Wikileaks Vault7 release - Rigsby - 05-12-2017
Quote: (05-12-2017 06:06 PM)Foolsgo1d Wrote:
All of a sudden liberals, the MSM and governments now give a shit about the overwhelming power the CIA and NSA has or had even when they despise Trump.
Fucking idiots.
Nothing says you fucked up by not taking heed of warnings or events that took place. Microsoft states they released updates for the holes in their software but the IT guys (liberal dickless idiots most of them) didn't even bother upgrading the systems they manage.
Feelings>>logic.
Talking of that, I thought I smelled a canary in the coal mine the last few days with all the PR about Microsoft warning about impending disasters if coders rape users machines too much. Like Microsoft aren't the fucking biggest rapists on the planet. Microsoft: everyone else has to be really careful about hacking people's machines, it might lead to some real disasters! (I can dig the stories out if you can't find them)
It was like watching Mike Tyson lobby for boxers to not hit too hard, lest someone might get hurt. It was bizarre.
Fucking autistic IT bods gonna get hit hard with this one. People screaming at them: PEOPLE ARE DYING HERE DO SOMETHING.

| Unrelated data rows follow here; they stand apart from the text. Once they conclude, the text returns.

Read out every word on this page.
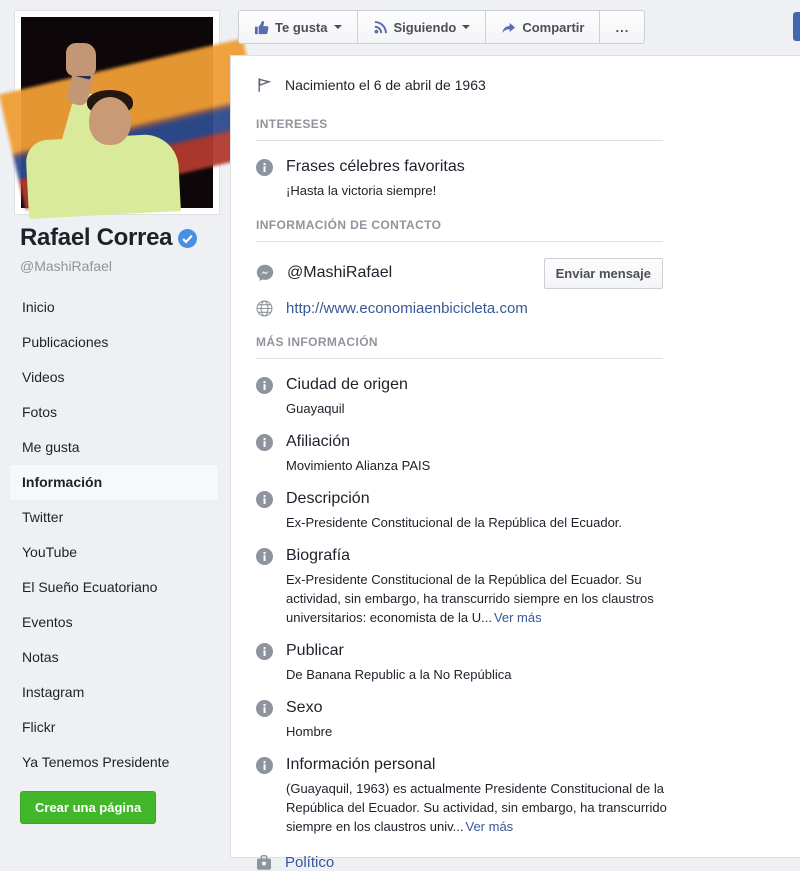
Rafael Correa
@MashiRafael
Inicio
Publicaciones
Videos
Fotos
Me gusta
Información
Twitter
YouTube
El Sueño Ecuatoriano
Eventos
Notas
Instagram
Flickr
Ya Tenemos Presidente
Crear una página
Te gusta	Siguiendo	Compartir ...
Nacimiento el 6 de abril de 1963
INTERESES
Frases célebres favoritas
¡Hasta la victoria siempre!
INFORMACIÓN DE CONTACTO
@MashiRafael	Enviar mensaje
http://www.economiaenbicicleta.com
MÁS INFORMACIÓN
Ciudad de origen
Guayaquil
Afiliación
Movimiento Alianza PAIS
Descripción
Ex-Presidente Constitucional de la República del Ecuador.
Biografía
Ex-Presidente Constitucional de la República del Ecuador. Su actividad, sin embargo, ha transcurrido siempre en los claustros universitarios: economista de la U... Ver más
Publicar
De Banana Republic a la No República
Sexo
Hombre
Información personal
(Guayaquil, 1963) es actualmente Presidente Constitucional de la República del Ecuador. Su actividad, sin embargo, ha transcurrido siempre en los claustros univ... Ver más
Político
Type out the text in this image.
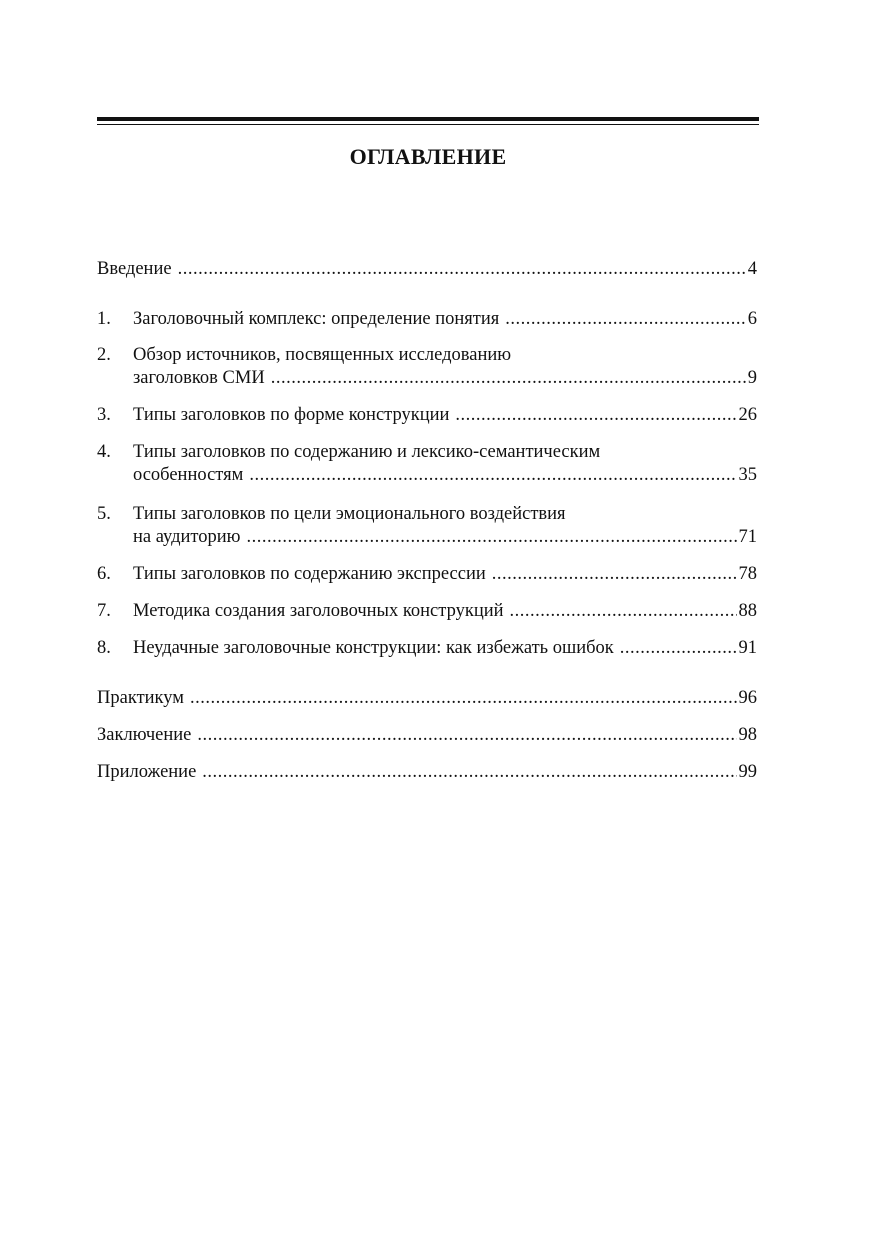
ОГЛАВЛЕНИЕ
Введение .....	4
1.	Заголовочный комплекс: определение понятия .....	6
2.	Обзор источников, посвященных исследованию
заголовков СМИ .....	9
3.	Типы заголовков по форме конструкции .....	26
4.	Типы заголовков по содержанию и лексико-семантическим
особенностям .....	35
5.	Типы заголовков по цели эмоционального воздействия
на аудиторию .....	71
6.	Типы заголовков по содержанию экспрессии .....	78
7.	Методика создания заголовочных конструкций .....	88
8.	Неудачные заголовочные конструкции: как избежать ошибок .....	91
Практикум .....	96
Заключение .....	98
Приложение .....	99
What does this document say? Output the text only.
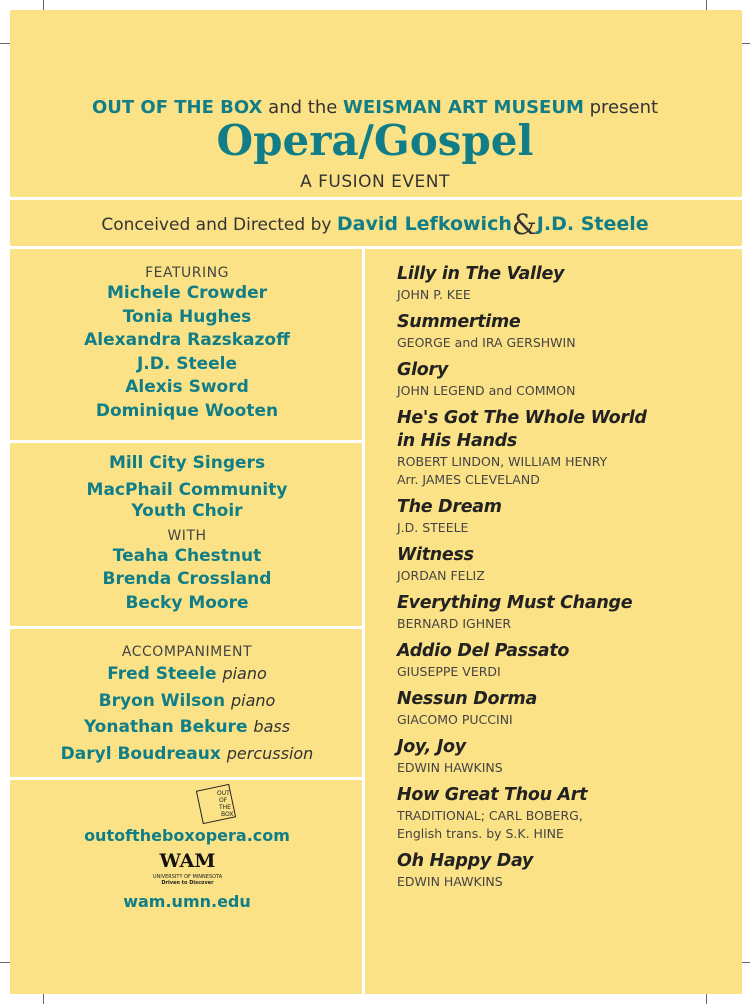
OUT OF THE BOX and the WEISMAN ART MUSEUM present
Opera/Gospel
A FUSION EVENT
Conceived and Directed by David Lefkowich&J.D. Steele
FEATURING
Michele Crowder
Tonia Hughes
Alexandra Razskazoff
J.D. Steele
Alexis Sword
Dominique Wooten
Mill City Singers
MacPhail Community
Youth Choir
WITH
Teaha Chestnut
Brenda Crossland
Becky Moore
ACCOMPANIMENT
Fred Steele piano
Bryon Wilson piano
Yonathan Bekure bass
Daryl Boudreaux percussion
OUT
OF
THE
BOX
outoftheboxopera.com
WAM
UNIVERSITY OF MINNESOTA
Driven to Discover
wam.umn.edu
Lilly in The Valley
JOHN P. KEE
Summertime
GEORGE and IRA GERSHWIN
Glory
JOHN LEGEND and COMMON
He's Got The Whole World
in His Hands
ROBERT LINDON, WILLIAM HENRY
Arr. JAMES CLEVELAND
The Dream
J.D. STEELE
Witness
JORDAN FELIZ
Everything Must Change
BERNARD IGHNER
Addio Del Passato
GIUSEPPE VERDI
Nessun Dorma
GIACOMO PUCCINI
Joy, Joy
EDWIN HAWKINS
How Great Thou Art
TRADITIONAL; CARL BOBERG,
English trans. by S.K. HINE
Oh Happy Day
EDWIN HAWKINS
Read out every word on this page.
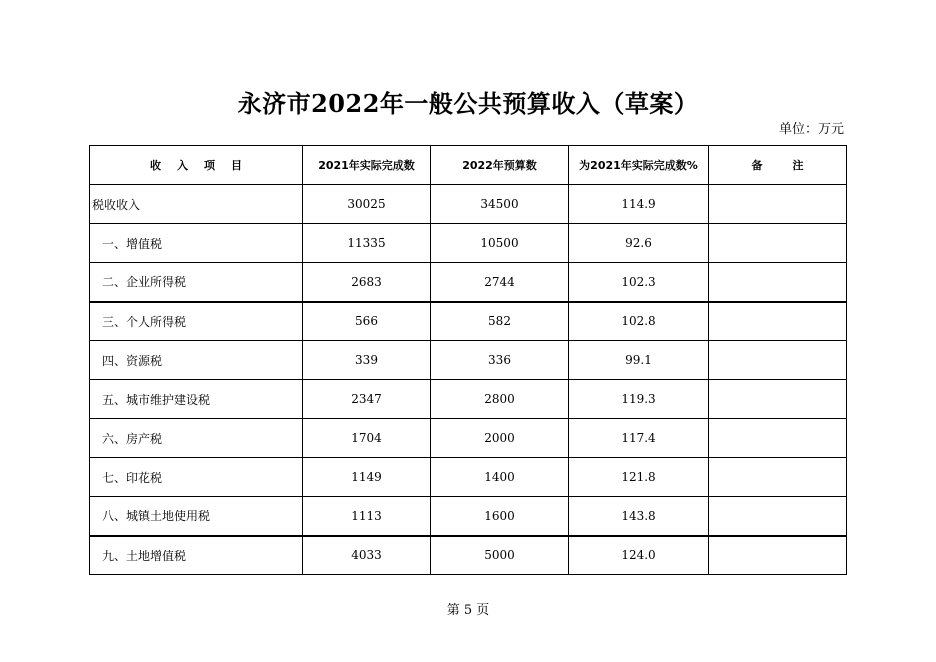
永济市2022年一般公共预算收入（草案）
单位：万元
收入项目	2021年实际完成数	2022年预算数	为2021年实际完成数%	备注
税收收入	30025	34500	114.9	
一、增值税	11335	10500	92.6	
二、企业所得税	2683	2744	102.3	
三、个人所得税	566	582	102.8	
四、资源税	339	336	99.1	
五、城市维护建设税	2347	2800	119.3	
六、房产税	1704	2000	117.4	
七、印花税	1149	1400	121.8	
八、城镇土地使用税	1113	1600	143.8	
九、土地增值税	4033	5000	124.0	
第 5 页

Hopefully people won't die this time. But they will next time or the time after. And Microsoft and the Security Services will be responsible. Russian hackers gonna hack, do you think it was a good idea to back door everything and then give them the tools? Rhetorical question.
Wikileaks Vault7 release - Easy_C - 05-13-2017
And that's why if you're doing ANY kind of extremely sensitive work, you should stay the fuck away from anything made by Microsoft. They ALL have backdoors built in. Your best bet is to use an off-brand CPU with a home-built OS, or at least a reputable Linux build.
Wikileaks Vault7 release - DarkTriad - 05-13-2017
Quote: (05-13-2017 12:54 PM)Easy_C Wrote:
And that's why if you're doing ANY kind of extremely sensitive work, you should stay the fuck away from anything made by Microsoft. They ALL have backdoors built in. Your best bet is to use an off-brand CPU with a home-built OS, or at least a reputable Linux build.
The Russians are back to using type writers. No joke. They assume no matter what the protections, the CIA has circumvented them. And they're usually right.